I'm assuming that the objective of the litigants was not to crater access; even if they were in a mean-spirited mood litigation is a lot of trouble to go to merely for the lulz.
That said, ADA-and-similar do face a bit of a conundrum with this sort of situation. If they do something; by far the cheapest response is to just pull the material(machine-generated CCs tend to suck; and human ones can cost a small fortune, especially by the standards of a program that isn't attached to any real funding source, and exists primarily because delivering files over the internet is pretty cheap); which creates a "So now nobody gets it? Nice job breaking it, cripples!" situation, which is unflattering at best.
However, doing nothing creates the also-likely-to-be-unhelpful impression that anyone who can offer something on a 'golly shucks, just doing what we can here' basis is effectively exempt from ADA compliance; which creates an incentive to, say, move as much course material as possible into such just-being-altruistic-here repositories to avoid being responsible for expensive and tedious work; which will likely result in negative effects on accessibility over time.

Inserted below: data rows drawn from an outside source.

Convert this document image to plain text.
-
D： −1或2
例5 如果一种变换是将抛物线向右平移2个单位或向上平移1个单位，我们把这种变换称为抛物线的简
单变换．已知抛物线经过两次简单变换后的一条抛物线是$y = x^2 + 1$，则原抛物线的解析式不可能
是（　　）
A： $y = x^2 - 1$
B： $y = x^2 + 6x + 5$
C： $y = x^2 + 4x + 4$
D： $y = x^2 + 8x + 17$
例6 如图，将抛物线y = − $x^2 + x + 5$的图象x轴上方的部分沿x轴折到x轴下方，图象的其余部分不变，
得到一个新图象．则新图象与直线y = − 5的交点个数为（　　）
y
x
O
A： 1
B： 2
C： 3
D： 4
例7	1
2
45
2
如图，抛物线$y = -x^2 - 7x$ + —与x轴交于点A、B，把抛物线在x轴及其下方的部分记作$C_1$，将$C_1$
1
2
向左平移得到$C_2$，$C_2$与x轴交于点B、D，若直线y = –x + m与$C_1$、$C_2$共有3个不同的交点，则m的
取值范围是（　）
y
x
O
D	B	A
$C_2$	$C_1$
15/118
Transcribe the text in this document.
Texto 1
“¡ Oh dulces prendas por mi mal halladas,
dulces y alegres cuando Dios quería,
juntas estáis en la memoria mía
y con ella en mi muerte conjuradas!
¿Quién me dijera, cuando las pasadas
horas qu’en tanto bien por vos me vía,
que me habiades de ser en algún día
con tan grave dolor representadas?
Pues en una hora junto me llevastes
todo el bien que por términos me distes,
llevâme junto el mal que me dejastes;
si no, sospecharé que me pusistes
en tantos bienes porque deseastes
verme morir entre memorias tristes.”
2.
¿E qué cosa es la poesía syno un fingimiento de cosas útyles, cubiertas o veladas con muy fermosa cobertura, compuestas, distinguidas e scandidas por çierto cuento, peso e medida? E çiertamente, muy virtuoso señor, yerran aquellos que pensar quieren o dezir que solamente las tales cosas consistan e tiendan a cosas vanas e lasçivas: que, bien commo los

It's sort of like the "What possible reason could there be to not allow dying patients to try experimental therapies?" question. If you consider only a single round of the game, it's hard to imagine a good reason: yeah, most of them probably don't work; but the non-experimental ones definitely don't work, so it's hard to lose.
If you consider multiple rounds, though, the easier it is to deliver 'experimental, just trying things here' stuff, the weaker the incentive to ever go for demonstration of efficacy or approval is; since just stringing it along as 'in testing' forever becomes viable.